Cyberattacks are becoming more sophisticated, but the majority of attacks are not. They involve the use of default and commonly used passwords in brute force attacks or basic phishing emails.
Brute force attacks can be thwarted by creating and enforcing strong password policies. It should not be possible for users to use dictionary words as passwords or commonly used weak passwords such as 12345678. Accounts are also commonly breached due to password re-use. Figures from Microsoft suggest 73% of users duplicate passwords on work and personal accounts. If a personal account is breached, the password can be used to access the user’s work account.
Many phishing emails succeed in bypassing anti-spam defenses. A recent report from Avanan suggests as many as 25% of phishing emails are not blocked by Exchange Online Protection (EOP) – Microsoft’s default anti-phishing control for Office 365. It is therefore essential for additional controls to be implemented to prevent those messages from resulting in a data breach.
All employees should be provided with regular security awareness training and should be instructed how to identify phishing emails. Legacy authentication should also be blocked. Other protections include the spam filters, anti-malware solutions, and web filters, but according to Microsoft, there is one solution that blocks 99.9% of automated cyberattacks: Multi-factor authentication.
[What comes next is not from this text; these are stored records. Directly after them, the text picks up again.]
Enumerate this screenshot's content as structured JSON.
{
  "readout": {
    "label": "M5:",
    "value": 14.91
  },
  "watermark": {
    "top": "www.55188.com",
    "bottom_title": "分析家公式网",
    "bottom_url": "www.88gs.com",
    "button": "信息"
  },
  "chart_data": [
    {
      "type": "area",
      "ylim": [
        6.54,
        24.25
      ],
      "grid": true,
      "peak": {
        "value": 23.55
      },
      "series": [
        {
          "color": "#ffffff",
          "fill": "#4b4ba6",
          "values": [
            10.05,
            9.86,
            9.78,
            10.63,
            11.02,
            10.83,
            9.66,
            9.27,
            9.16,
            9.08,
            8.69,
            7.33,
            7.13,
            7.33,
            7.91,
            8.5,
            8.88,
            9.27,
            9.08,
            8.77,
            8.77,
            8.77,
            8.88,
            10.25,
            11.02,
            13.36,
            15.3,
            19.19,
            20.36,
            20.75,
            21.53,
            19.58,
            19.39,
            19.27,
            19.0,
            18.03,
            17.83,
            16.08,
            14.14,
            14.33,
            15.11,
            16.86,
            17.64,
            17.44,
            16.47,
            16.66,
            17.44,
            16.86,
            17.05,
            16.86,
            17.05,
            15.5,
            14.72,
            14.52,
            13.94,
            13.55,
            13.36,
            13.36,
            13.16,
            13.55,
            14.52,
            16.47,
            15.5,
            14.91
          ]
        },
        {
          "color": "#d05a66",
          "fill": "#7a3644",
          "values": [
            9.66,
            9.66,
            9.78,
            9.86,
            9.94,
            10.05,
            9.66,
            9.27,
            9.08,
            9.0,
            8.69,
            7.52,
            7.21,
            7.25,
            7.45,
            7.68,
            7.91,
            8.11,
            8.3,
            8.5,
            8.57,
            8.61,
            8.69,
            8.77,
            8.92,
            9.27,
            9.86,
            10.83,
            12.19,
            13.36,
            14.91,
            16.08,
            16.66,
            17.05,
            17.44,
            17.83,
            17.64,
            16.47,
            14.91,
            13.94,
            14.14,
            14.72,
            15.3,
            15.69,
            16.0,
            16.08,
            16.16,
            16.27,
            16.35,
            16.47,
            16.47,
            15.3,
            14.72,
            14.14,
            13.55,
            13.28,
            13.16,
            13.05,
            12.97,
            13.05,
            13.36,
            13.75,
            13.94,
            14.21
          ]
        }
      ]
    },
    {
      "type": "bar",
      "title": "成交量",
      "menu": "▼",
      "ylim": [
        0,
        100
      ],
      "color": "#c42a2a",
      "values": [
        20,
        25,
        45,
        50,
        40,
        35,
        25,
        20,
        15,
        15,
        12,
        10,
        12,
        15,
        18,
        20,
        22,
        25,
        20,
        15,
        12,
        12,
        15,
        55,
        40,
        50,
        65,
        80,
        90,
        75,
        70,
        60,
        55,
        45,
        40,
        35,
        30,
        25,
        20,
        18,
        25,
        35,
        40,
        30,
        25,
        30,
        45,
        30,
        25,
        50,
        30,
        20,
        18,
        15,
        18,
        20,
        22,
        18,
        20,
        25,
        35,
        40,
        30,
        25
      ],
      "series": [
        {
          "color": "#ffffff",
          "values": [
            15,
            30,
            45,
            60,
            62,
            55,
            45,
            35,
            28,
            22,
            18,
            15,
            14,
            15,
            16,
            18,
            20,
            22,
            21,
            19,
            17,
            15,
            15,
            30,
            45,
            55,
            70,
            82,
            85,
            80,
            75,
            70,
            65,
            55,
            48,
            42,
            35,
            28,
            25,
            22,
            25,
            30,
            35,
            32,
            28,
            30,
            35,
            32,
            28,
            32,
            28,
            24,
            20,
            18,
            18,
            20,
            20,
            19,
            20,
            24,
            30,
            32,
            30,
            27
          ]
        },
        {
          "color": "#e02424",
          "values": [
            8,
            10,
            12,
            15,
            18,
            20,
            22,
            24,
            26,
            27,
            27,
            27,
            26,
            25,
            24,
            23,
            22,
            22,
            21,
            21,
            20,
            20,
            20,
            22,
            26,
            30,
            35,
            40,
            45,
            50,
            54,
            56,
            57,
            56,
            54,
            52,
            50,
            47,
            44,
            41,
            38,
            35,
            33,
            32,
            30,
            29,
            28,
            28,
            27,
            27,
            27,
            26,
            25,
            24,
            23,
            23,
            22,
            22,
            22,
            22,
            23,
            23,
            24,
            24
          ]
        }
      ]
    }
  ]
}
Multi-factor authentication is the use of more than one method of verifying the identity of a user. In addition to a password or passphrase that only the account holder knows, additional factors are required such as the use of a token or biometric verification. If an attempt is made to logon to an account from an unfamiliar device or location, the second authentication factor comes into play. That could be a text message sent to the user’s mobile phone.
Even though MFA is an effective way of preventing unauthorized account access and preventing data breaches, many healthcare organizations only implement MFA once they have experienced a breach.
In a recent blog post, Microsoft explains that more than 300 million fraudulent sign-in attempts are made to its cloud services every day and the number of attacks is continuing to rise. Even if a username and password is compromised, multi-factor authentication will prevent those credentials from being used to gain access to an account.
“Based on our studies, your account is more than 99.9 percent less likely to be compromised if you use MFA,” said Alex Weinert, Microsoft’s Group Program Manager for Identity Security and Protection. “Your password doesn’t matter, but MFA does.”
Many organizations are reluctant to implement MFA as they feel it is complicated and will have a negative impact on workflows, when that is not necessarily the case. To keep disruption to a minimum, organizations can implement MFA on the most critical accounts or adopt a role-based approach. MFA can then be expanded from there.
MFA is not infallible, but it is one of the single most important measures to implement to block cyberattacks and ensure that responses to phishing emails and poor password choices from resulting in a costly data breach.